O reajuste do gás natural consumido no Estado virou uma guerra de centavos que, segundo indústrias gaúchas, representa milhões no custo. O vaivém sobre os 13% da tarifa que remunera a distribuidora estadual, a Sulgás, será objeto de audiência pública na Comissão de Economia, Desenvolvimento Sustentável e do Turismo da Assembleia nesta quarta-feira (2), depois que a empresa anunciou corte de investimentos e a Federação das Indústrias do Estado (Fiergs), apontou "erros" na definição do valor.
Está em análise na Agência Estadual de Regulação dos Serviços Públicos Delegados do RS (Agergs), um pedido da Sulgás para reajustar essa parte da tarifa para R$ 0,6705. O Conselho de Infraestrutura da Fiergs (Coinfra) avalia que a "correta" seria R$ 0,3541. Por sua vez, a Agergs parte de R$ 0,6081 para avançar na negociação.
Parece, mas a celeuma não é por centavos: a diferença entre os dois últimos valores representa R$ 183,13 milhões em custo para as indústrias que usam gás natural no Estado, conforme o Coinfra.
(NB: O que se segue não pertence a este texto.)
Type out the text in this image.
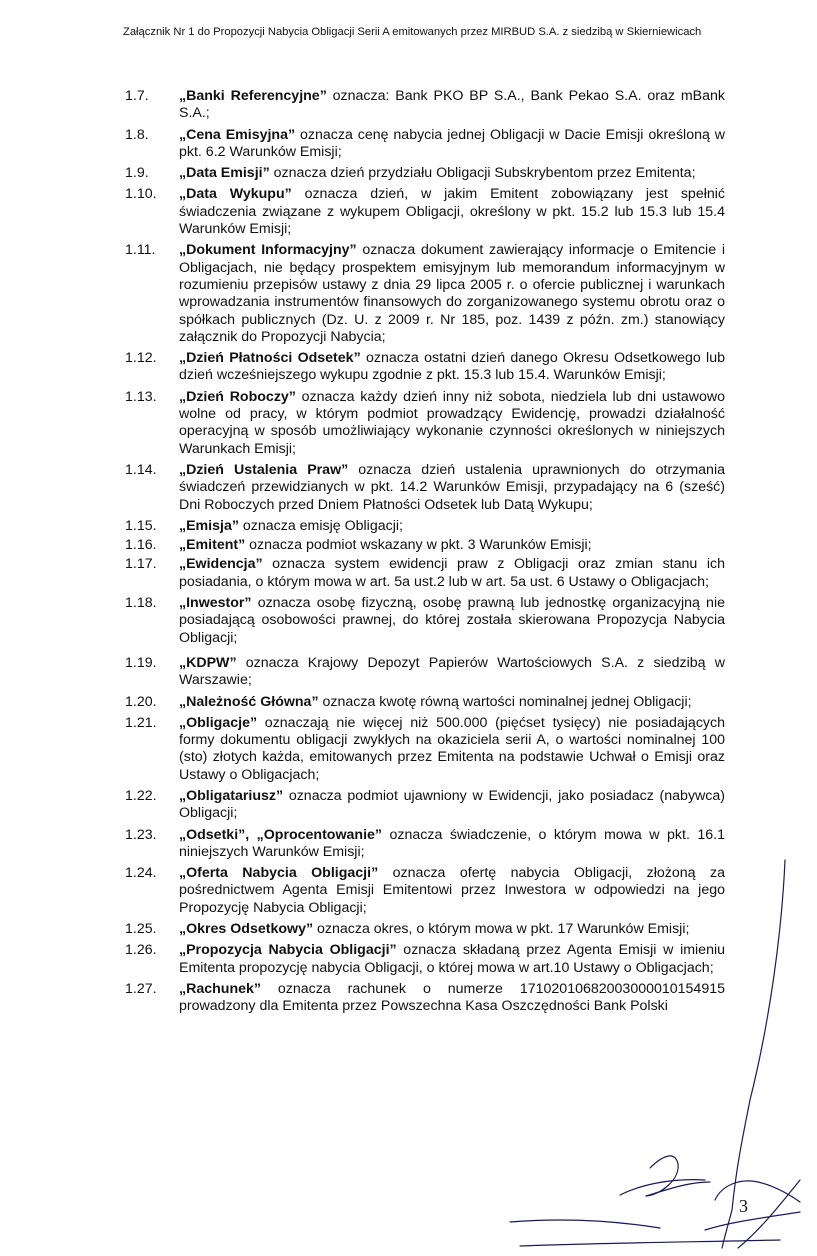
Załącznik Nr 1 do Propozycji Nabycia Obligacji Serii A emitowanych przez MIRBUD S.A. z siedzibą w Skierniewicach
1.7.	„Banki Referencyjne” oznacza: Bank PKO BP S.A., Bank Pekao S.A. oraz mBank S.A.;
1.8.	„Cena Emisyjna” oznacza cenę nabycia jednej Obligacji w Dacie Emisji określoną w pkt. 6.2 Warunków Emisji;
1.9.	„Data Emisji” oznacza dzień przydziału Obligacji Subskrybentom przez Emitenta;
1.10.	„Data Wykupu” oznacza dzień, w jakim Emitent zobowiązany jest spełnić świadczenia związane z wykupem Obligacji, określony w pkt. 15.2 lub 15.3 lub 15.4 Warunków Emisji;
1.11.	„Dokument Informacyjny” oznacza dokument zawierający informacje o Emitencie i Obligacjach, nie będący prospektem emisyjnym lub memorandum informacyjnym w rozumieniu przepisów ustawy z dnia 29 lipca 2005 r. o ofercie publicznej i warunkach wprowadzania instrumentów finansowych do zorganizowanego systemu obrotu oraz o spółkach publicznych (Dz. U. z 2009 r. Nr 185, poz. 1439 z późn. zm.) stanowiący załącznik do Propozycji Nabycia;
1.12.	„Dzień Płatności Odsetek” oznacza ostatni dzień danego Okresu Odsetkowego lub dzień wcześniejszego wykupu zgodnie z pkt. 15.3 lub 15.4. Warunków Emisji;
1.13.	„Dzień Roboczy” oznacza każdy dzień inny niż sobota, niedziela lub dni ustawowo wolne od pracy, w którym podmiot prowadzący Ewidencję, prowadzi działalność operacyjną w sposób umożliwiający wykonanie czynności określonych w niniejszych Warunkach Emisji;
1.14.	„Dzień Ustalenia Praw” oznacza dzień ustalenia uprawnionych do otrzymania świadczeń przewidzianych w pkt. 14.2 Warunków Emisji, przypadający na 6 (sześć) Dni Roboczych przed Dniem Płatności Odsetek lub Datą Wykupu;
1.15.	„Emisja” oznacza emisję Obligacji;
1.16.	„Emitent” oznacza podmiot wskazany w pkt. 3 Warunków Emisji;
1.17.	„Ewidencja” oznacza system ewidencji praw z Obligacji oraz zmian stanu ich posiadania, o którym mowa w art. 5a ust.2 lub w art. 5a ust. 6 Ustawy o Obligacjach;
1.18.	„Inwestor” oznacza osobę fizyczną, osobę prawną lub jednostkę organizacyjną nie posiadającą osobowości prawnej, do której została skierowana Propozycja Nabycia Obligacji;
1.19.	„KDPW” oznacza Krajowy Depozyt Papierów Wartościowych S.A. z siedzibą w Warszawie;
1.20.	„Należność Główna” oznacza kwotę równą wartości nominalnej jednej Obligacji;
1.21.	„Obligacje” oznaczają nie więcej niż 500.000 (pięćset tysięcy) nie posiadających formy dokumentu obligacji zwykłych na okaziciela serii A, o wartości nominalnej 100 (sto) złotych każda, emitowanych przez Emitenta na podstawie Uchwał o Emisji oraz Ustawy o Obligacjach;
1.22.	„Obligatariusz” oznacza podmiot ujawniony w Ewidencji, jako posiadacz (nabywca) Obligacji;
1.23.	„Odsetki”, „Oprocentowanie” oznacza świadczenie, o którym mowa w pkt. 16.1 niniejszych Warunków Emisji;
1.24.	„Oferta Nabycia Obligacji” oznacza ofertę nabycia Obligacji, złożoną za pośrednictwem Agenta Emisji Emitentowi przez Inwestora w odpowiedzi na jego Propozycję Nabycia Obligacji;
1.25.	„Okres Odsetkowy” oznacza okres, o którym mowa w pkt. 17 Warunków Emisji;
1.26.	„Propozycja Nabycia Obligacji” oznacza składaną przez Agenta Emisji w imieniu Emitenta propozycję nabycia Obligacji, o której mowa w art.10 Ustawy o Obligacjach;
1.27.	„Rachunek” oznacza rachunek o numerze 17102010682003000010154915 prowadzony dla Emitenta przez Powszechna Kasa Oszczędności Bank Polski
3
Na outra mão, seria o valor que a Sulgás perderia caso houvesse redução. O problema, diz coordenador do Coinfra, Ricardo Portella, é que há perda de competitividade por custo mais alto.
O contrato de concessão permite que a Sulgás encaminhe o pedido de correção com base em apenas 80% do volume efetivamente vendido, por que isso ocorre até o mês de abril de cada ano, quando as vendas não foram totalizadas no ano. O que eleva o teor do embate é a compensação posterior.
— O cálculo da margem de distribuição é sempre prospectivo (os 80%), mas no segundo ciclo (ano seguinte), sempre é corrigido à luz do realizado — afirma Thays Falcão, gerente de planejamento e gestão estratégica da Sulgás.
— Tanto não fez que a Agergs decidiu corrigir a falta de compensação em três anos, com um indo para 85%, outro para 92% e só no terceiro em 100% — sustenta Frederico da Silveira Barbosa, que dá consultoria jurídica à Fiergs no assunto.
Em relatório de fevereiro, a Agergs estipulou a divisão da compensação de anos passados (veja imagem do trecho e a íntegra do documento no final desse texto). A Sulgás aponta falta de "segurança jurídica" e cortou investimentos previstos no Estado. A Fiergs, porém, considera que a proposta aprovada pela Agergs não é adequada.
— Foi feita uma espécie de modulação, mas só o STF pode fazer isso, e só quando toma uma decisão nova. Nesse caso, nem o STF poderia fazer, porque equivale a admitir que o Direito produz injustiça — afirma Barbosa.
— Se não houvesse discussões e atrasos do ciclo anterior, neste ano haveria queda na margem, em vez de aumento — argumenta Thays.

O que é a Sulgás
A Sulgás é a empresa encarregada de distribuir todo o gás natural que chega ao Estado. É controlada pela Compass, que por sua vez faz parte do grupo Cosan (Raízen e Shell no Brasil). A Compass comprou, no final de 2021, 51% da Sulgás que pertenciam ao governo do Estado e "herdou" o contrato que reajusta a tarifa. Os outros 49% da Sulgás são da Commit, formada por Compass (que também comprou a Gaspetro da Petrobras) e a japonesa Mitsui.